Electrical Pattern and Duration of Ventricular Fibrillation. Ventricular fibrillation is the most common ECG pattern found during cardiac arrest in adults, and the only effective treatment is electrical defibrillation. Defibrillation should be performed as soon as the ventricular fibrillation is diagnosed and equipment is available. Immediate defibrillation is only effective when applied within 4 to 5 minutes of collapse. Otherwise, a brief period of 2 to 3 minutes of chest compressions before defibrillation is necessary.
The most important controllable determinant of failure to resuscitate a patient with ventricular fibrillation is the duration of fibrillation (The fibrillating heart has a high oxygen consumption).
If defibrillation occurs within 1 minute of fibrillation, CPR is not necessary.
Defibrillation should not be delayed for epinephrine administration (There is no evidence that epinephrine improves the success of defibrillation or decreases the energy setting needed for defibrillation).
Fibrillation amplitude on an ECG lead varies with the orientation of that lead to the vector of the fibrillatory wave (A flat line can be present if lead is oriented at right angles to the fibrillatory wave).
A nonfibrillatory rhythm will not respond to defibrillation.
The typical defibrillator consists of a variable transformer that allows selection of a variable voltage potential, an AC to DC converter to provide a direct current that is stored in a capacitor, a switch to charge the capacitor, and discharge switches to complete the circuit from the capacitor to the paddle electrodes.

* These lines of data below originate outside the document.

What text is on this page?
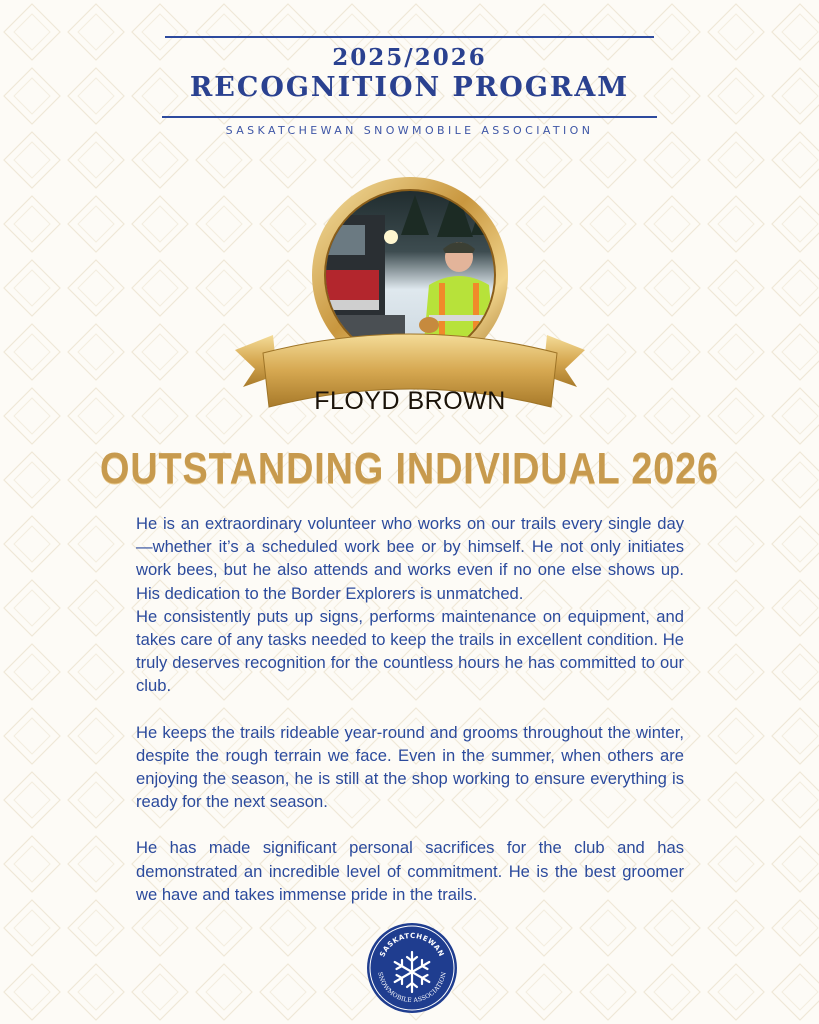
2025/2026
RECOGNITION PROGRAM
SASKATCHEWAN SNOWMOBILE ASSOCIATION
FLOYD BROWN
OUTSTANDING INDIVIDUAL 2026

He is an extraordinary volunteer who works on our trails every single day—whether it’s a scheduled work bee or by himself. He not only initiates work bees, but he also attends and works even if no one else shows up. His dedication to the Border Explorers is unmatched.

He consistently puts up signs, performs maintenance on equipment, and takes care of any tasks needed to keep the trails in excellent condition. He truly deserves recognition for the countless hours he has committed to our club.

He keeps the trails rideable year-round and grooms throughout the winter, despite the rough terrain we face. Even in the summer, when others are enjoying the season, he is still at the shop working to ensure everything is ready for the next season.

He has made significant personal sacrifices for the club and has demonstrated an incredible level of commitment. He is the best groomer we have and takes immense pride in the trails.

SASKATCHEWAN
SNOWMOBILE ASSOCIATION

Defibrillation is accomplished by direct current passing through a critical mass of myocardium, resulting in simultaneous depolarization of the myofibrils.
Even at a constant delivered energy, the delivered current (critical determinant of defibrillation) is decreased as impedance (resistance) increases.
Repeated defibrillation with high-energy shocks, especially if repeated at short intervals, may result in myocardial damage.
Current recommendations for adults are to use 200 J for the initial shock followed by a second shock at 200 to 300 J if the first is unsuccessful. If both fail to defibrillate the patient's heart, additional shocks should be given at 300 to 360 J.